Joining this awesome place to seek some feedback from you fine fellas! I'm a product designer and still pretty old fashioned when it comes to using a pen for sketching and designs. Many in my field moved to digital tool while I go through lots of papers and ink each day. 

I just finished making my first pen. I’m trying to pick out some final color/material combinations and would really like to hear your thoughts on the choices. I made a quick survey for the different colors and material variations. Please let me know what you think. Thank you for your time! https://goo.gl/forms/BNDZ8cmdEpKjyxUB2


----------



## magpens (Nov 16, 2017)

Welcome to IAP !!


----------



## DGoodSTuff (Nov 16, 2017)

magpens said:


> Welcome to IAP !!



Thanks!


----------



## thewishman (Nov 16, 2017)

Welcome from Ohio. I voted - nice looking pens.


----------



## ajollydds (Nov 16, 2017)

Very nice, I like them all.


----------



## MRDucks2 (Nov 16, 2017)

Welcome aboard from Indianapolis!


Sent from my iPhone using Penturners.org mobile app


----------



## Jim15 (Nov 16, 2017)

Welcome. Your pens are beautiful.


----------



## DGoodSTuff (Nov 16, 2017)

@thewishman @ajollyodds @MRDucks2 @Jim15

Thanks for the warm welcome! Glad you guys liked my pen and super appreciated the feedback!


----------



## JimB (Nov 16, 2017)

Welcome from western NY State! I like all of them. I really don't have a favorite so I can't vote.


----------



## Woodchipper (Nov 16, 2017)

Very nice pens.  Welcome to the forum.


----------



## DGoodSTuff (Nov 17, 2017)

@JimB @Woodchipper Thanks! and very very happy to be here


----------



## DGoodSTuff (Nov 17, 2017)

I got some really great feedback from you guys, thanks everyone!
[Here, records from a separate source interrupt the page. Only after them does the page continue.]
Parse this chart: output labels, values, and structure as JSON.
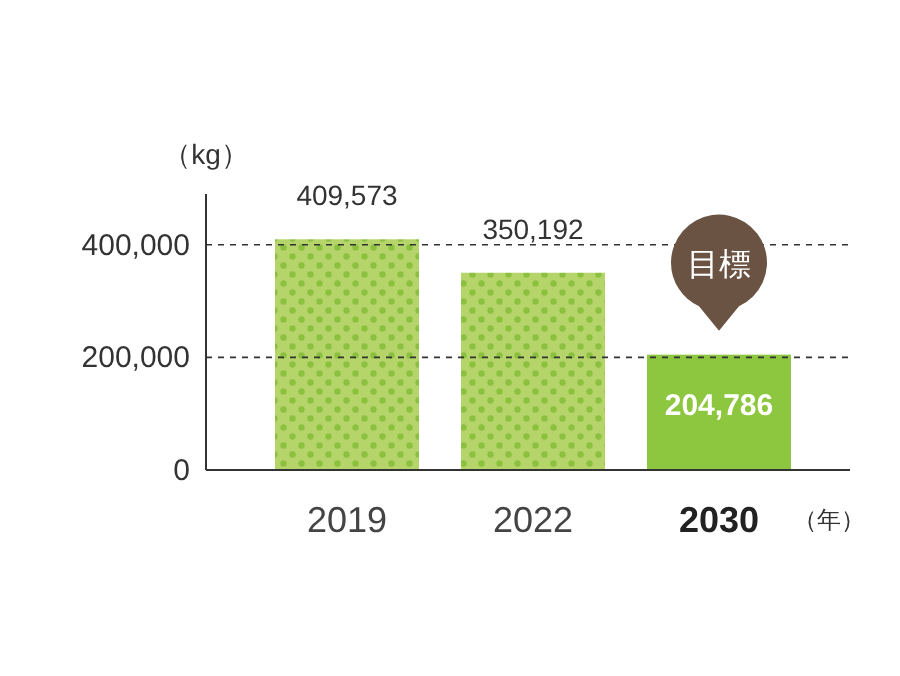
{
  "chart_data": {
    "type": "bar",
    "ylabel": "（kg）",
    "xlabel": "（年）",
    "categories": [
      "2019",
      "2022",
      "2030"
    ],
    "values": [
      409573,
      350192,
      204786
    ],
    "colors": [
      "#b5d56a",
      "#b5d56a",
      "#8dc63f"
    ],
    "ylim": [
      0,
      490000
    ],
    "yticks": [
      {
        "value": 0,
        "label": "0"
      },
      {
        "value": 200000,
        "label": "200,000"
      },
      {
        "value": 400000,
        "label": "400,000"
      }
    ],
    "value_labels": [
      "409,573",
      "350,192",
      "204,786"
    ],
    "grid": "y",
    "annotations": [
      {
        "text": "目標",
        "x": "2030",
        "y": 204786
      }
    ]
  }
}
Some questions had popped up around the weight. The all aluminum version is the lightest, followed by the copper/brass barrel version(alu. scales) being slightly heavier and the all brass/copper scales version(alu. barrel) being the heaviest, but not bone crushing heavy. The scales will turn individually when twisting the pen to extrude the refill.


----------